Reddit's official response is that it was 'an unfortunate bug' and there's nothing they could do.
Instead they have a weird patchwork of bilateral treaties that are designed to look pretty much like EEA membership if you squint just right, and look like just bilateral treaties in separate areas if you squint a bit differently. They're linked, and at least the first seven have a "guillotine clause" so they all cease to apply if one of them is canceled, so in practice Switzerland is practically like an EEA member, but they get to pretend it's all very different.
There are some clear differences, though, and there have been years of negotiations trying to reduce them without success.
EDIT: No, I'm wrong; while EFTA Court used to be based in Switzerland, Switzerland is no longer subject to it. It still exists, but only for EFTA members who are also EEA members. This whole thing is impossible to keep track of.
https://en.wikipedia.org/wiki/File:Supranational_European_Bo...
And the GDPR scope is determined by the user, not the company. You can have your company based on the far side of the moon, with 99.99% of your users based on mars. For that one user that is living in Europe (note : living, not nationality) the GDPR applies.
Mind you, I'm not sure that the GDPR says that you can't charge for that. As long as you can justify that the amount is in relation to your expenses, my bet would be that a judge will allow it.
These GDPR conversations tend to pointlessly go back and forth on this because one side is describing the GDPR from the point of view of: what does the law say? The other is looking at it from the point of view of: I only have to follow my country’s laws.

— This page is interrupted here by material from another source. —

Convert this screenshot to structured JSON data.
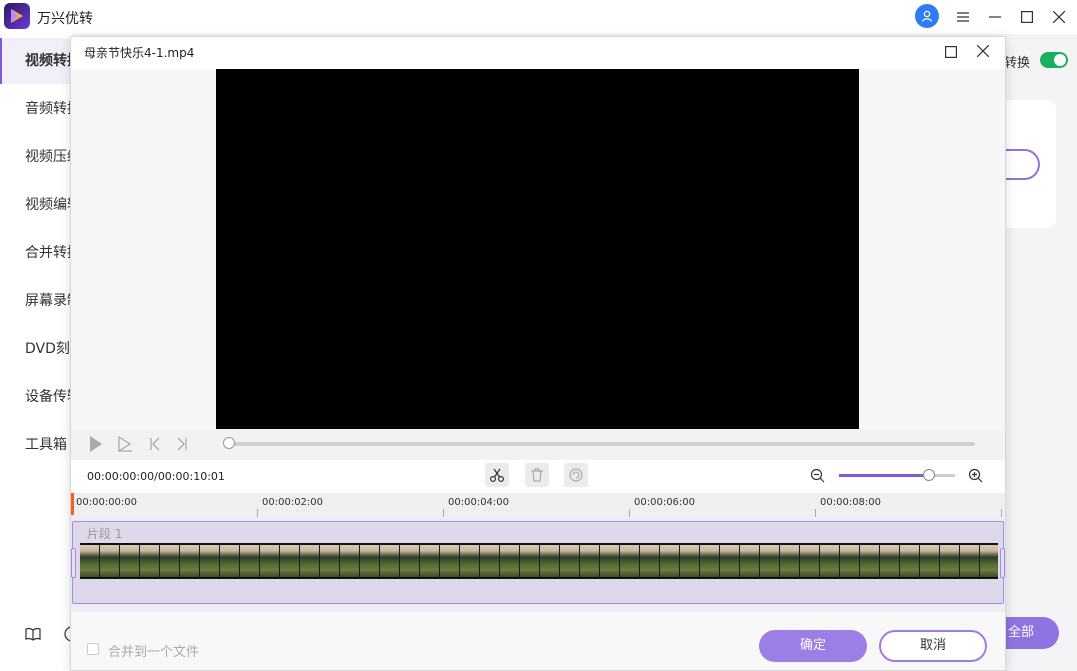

The latter is closer to correct in some technical sense; laws have finite jurisdictions. But the EU has a big market and so lots of entities play ball with them, to some extent, in general, so it is probably better for most people to comply.
They are actively being negotiated because both Switzerland and the EU have realised there's a need to reform the original treaties, and the EU for a decade now have insisted that anything replacing them need to be closer to the EEA agreement, while having made clear they're not doing this crazy thing again for anyone else.
I'm not sure how long the EU can afford to further alienate countries that pay net positive into it's wallet, after losing the UK and the continuing rise of euroscepticism.
The EU can afford to stick to its guns in this indefinitely. It's made it clear for a decade that any change to the treaties with Switzerland can contain minor concessions, but only in return for a bet reduction in the deviations from the EEA framework.
With respect to euro scepticism, that largely fell apart thanks to Brexit - most of the parties arguing for the same for their countries have moderated their stances significantly, and support for the EU increased massively. Including in the UK where Brexit is widely seen as a massive mistake, and it's more a question of electoral calculus (neither of the big parties can afford to alienate the Brexit diehards yet; they're spread across the political labdscape) than anything else when rejoining gets in the political agenda.
As an addition re: the reduction in euroscepticism, according to Pew Research, between 2016 and 2019, the proportion of people with a favorable view of the EU rose 26 percentage points in Greece, 19 in Germany, 19 in Spain, 18 in Sweden 15 in the Netherlands, 13 in France, 12 in Poland, 10 *in the UK, 6 in Hungary. In 2022, a EU parliament survey showed overall support for the EU across member states was at a 15 year high, also much thanks to the Brexit bounce. In 2023, the European Parliament Eurobarameter - Autumn 2023 survey showed 72% of EU citizens think that their country has benefited from being a member of the EU, and only 22% thinks it has not.